Millions web users are daily exposed to viewing banner ads on the pages of Yandex’s sites. Advertisers on Yandex have an opportunity to show their ads only to that part of the viewer audience who are potentially interested in seeing them, people of a certain age or gender, for instance. To enable advertisers to target their ads to a specific audience, Yandex uses its own proprietary behavior analytics technology Crypta. This technology allows classify web users based on their online behavior.
Crypta is based on Yandex’s own machine learning method MatrixNet. For Crypta to be able to tell one age group from another or men from women, it had to learn by example. Actually, by thousands of examples. These samples were depersonalized information about web users’ age and gender sourced from social networking website for professionals MoiKrug (My Circle) — this data appeared to be reliable since people are likely to be truthful about their personal details in a work-related context. To verify the data from MoiKrug, the age and gender information for each user was cross checked with the information they provided in their personal profile on Yandex. The cross checking sieved through about one million profiles whose information appeared to be sufficiently reliable.
After that, Crypta was fed the information about online behavior of the users whose personal details in their profiles were determined reliable. The information about users’ online behavior included, among other things, length of search queries, presence of certain search terms, activity periods during the past 24 hours etc. Both the users’ demographics and the information about their online behavior were used for training Crypta’s classifying algorithm.
Using the sourced data about web users’ age and gender and their online behavior, Crypta’s developers created two samples: the learning sample containing the information about 700,000 web users and the test sample with the information about 300,000 of them. Based on the learning sample, Crypta found 300 most essential factors for age or gender identification and assigned weights to each of them.
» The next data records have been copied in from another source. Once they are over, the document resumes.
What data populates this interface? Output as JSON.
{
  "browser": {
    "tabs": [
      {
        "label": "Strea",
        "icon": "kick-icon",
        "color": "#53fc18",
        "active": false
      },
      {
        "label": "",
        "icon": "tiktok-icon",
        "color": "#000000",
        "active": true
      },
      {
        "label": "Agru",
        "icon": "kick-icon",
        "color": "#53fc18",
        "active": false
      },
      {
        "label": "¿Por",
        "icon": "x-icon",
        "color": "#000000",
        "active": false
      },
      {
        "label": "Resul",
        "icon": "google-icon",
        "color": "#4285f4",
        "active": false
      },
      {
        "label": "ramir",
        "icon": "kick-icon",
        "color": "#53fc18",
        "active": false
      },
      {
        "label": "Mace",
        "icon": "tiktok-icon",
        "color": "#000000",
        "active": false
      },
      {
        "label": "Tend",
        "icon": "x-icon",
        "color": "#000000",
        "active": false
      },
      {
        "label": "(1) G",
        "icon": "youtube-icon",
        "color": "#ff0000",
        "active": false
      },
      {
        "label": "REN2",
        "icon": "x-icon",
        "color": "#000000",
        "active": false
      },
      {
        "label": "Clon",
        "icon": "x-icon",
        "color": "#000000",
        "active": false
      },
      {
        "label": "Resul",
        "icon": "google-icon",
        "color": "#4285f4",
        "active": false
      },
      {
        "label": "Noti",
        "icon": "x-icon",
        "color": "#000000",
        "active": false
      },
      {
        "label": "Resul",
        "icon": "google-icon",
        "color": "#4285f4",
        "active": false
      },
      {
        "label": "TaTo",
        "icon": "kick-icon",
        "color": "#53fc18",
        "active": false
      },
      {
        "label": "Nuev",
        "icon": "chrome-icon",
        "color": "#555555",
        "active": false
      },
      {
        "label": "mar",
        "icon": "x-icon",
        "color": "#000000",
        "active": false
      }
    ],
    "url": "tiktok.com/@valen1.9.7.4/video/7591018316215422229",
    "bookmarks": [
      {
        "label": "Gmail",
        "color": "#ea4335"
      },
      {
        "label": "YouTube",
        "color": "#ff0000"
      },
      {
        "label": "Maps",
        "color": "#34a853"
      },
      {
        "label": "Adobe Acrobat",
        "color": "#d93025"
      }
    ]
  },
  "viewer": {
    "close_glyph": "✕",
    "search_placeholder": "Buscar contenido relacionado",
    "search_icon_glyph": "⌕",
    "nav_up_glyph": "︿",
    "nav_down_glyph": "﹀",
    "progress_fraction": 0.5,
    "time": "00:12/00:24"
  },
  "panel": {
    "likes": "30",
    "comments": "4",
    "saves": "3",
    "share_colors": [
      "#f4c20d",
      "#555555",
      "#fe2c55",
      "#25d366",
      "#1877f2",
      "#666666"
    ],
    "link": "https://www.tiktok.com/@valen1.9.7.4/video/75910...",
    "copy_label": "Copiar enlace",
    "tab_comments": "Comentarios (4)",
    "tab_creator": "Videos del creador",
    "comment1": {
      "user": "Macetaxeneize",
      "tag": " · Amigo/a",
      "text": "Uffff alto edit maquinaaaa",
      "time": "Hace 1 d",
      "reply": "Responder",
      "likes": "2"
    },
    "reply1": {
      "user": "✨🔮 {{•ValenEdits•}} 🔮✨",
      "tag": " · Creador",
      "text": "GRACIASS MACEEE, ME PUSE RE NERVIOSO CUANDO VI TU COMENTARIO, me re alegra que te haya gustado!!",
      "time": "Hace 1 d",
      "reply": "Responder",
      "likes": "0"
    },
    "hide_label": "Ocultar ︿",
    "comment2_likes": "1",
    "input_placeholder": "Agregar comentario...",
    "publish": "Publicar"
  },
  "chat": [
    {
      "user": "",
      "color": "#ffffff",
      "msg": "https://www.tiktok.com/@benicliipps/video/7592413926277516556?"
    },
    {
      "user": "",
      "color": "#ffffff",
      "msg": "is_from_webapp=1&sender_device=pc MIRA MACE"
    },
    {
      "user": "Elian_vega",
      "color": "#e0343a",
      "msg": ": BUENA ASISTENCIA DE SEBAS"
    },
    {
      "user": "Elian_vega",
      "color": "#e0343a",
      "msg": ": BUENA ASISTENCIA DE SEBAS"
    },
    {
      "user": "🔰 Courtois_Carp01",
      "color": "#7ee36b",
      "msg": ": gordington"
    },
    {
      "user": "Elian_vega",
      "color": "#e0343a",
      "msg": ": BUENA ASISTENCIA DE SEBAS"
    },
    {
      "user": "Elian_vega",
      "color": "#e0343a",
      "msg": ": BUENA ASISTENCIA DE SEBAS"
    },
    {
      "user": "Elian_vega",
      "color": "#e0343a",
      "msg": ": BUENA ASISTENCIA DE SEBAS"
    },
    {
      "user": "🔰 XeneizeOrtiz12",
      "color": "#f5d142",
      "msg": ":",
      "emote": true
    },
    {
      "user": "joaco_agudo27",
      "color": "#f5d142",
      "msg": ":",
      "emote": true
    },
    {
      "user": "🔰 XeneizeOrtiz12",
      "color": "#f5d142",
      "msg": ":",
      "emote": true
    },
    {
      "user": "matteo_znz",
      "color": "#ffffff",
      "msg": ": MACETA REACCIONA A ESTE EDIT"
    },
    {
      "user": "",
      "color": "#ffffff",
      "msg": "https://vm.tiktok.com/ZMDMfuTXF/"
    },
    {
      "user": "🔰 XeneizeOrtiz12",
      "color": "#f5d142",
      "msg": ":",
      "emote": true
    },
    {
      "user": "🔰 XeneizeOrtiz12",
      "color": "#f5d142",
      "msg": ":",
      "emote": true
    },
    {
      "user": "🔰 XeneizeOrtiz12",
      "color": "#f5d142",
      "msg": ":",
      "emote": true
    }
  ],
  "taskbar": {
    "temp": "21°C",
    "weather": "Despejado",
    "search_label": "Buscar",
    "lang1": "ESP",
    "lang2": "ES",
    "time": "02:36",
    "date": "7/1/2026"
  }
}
The testing sample was designed to see how well Crypta has learnt. To check how well the algorithm can determine the user’s age and gender, it was exposed to the test sample with the data about the users’ age and gender removed. Crypta determined the degree of probability for each user to be either a man or a woman belonging to one of the five age groups. Then, Crypta’s developers compared the results with the available data and improved the learning algorithm. After some more testing and tweaking the technology was implemented on Yandex.
When selecting a certain group in the entire Yandex user audience, the company’s behavior analytics technology allows determine user’s gender with a 74% probability, which is 50% more accurate than a wild guess. Users belonging to the largest age group from 25 to 34 years old, for instance, get identified with a 45% probability, which is 100% more accurate than random guessing. Demographic accuracy for behavior targeting to smaller audiences is even higher. Behavior targeting to half of Yandex’s user audience, for instance, identifies users’ gender with probability as high as 85%, while their belonging to the largest age group is determined with a 52% probability.
Crypta continually keeps its knowledge updated. It processes and updates information about virtually every Yandex user on a daily basis.
This technology is capable of learning how to differentiate users based on something other than their gender or age. Crypta is insensitive to features or interests web users share offline. But if they display common patterns in their online behavior, Crypta can group them together or differentiate them from other groups.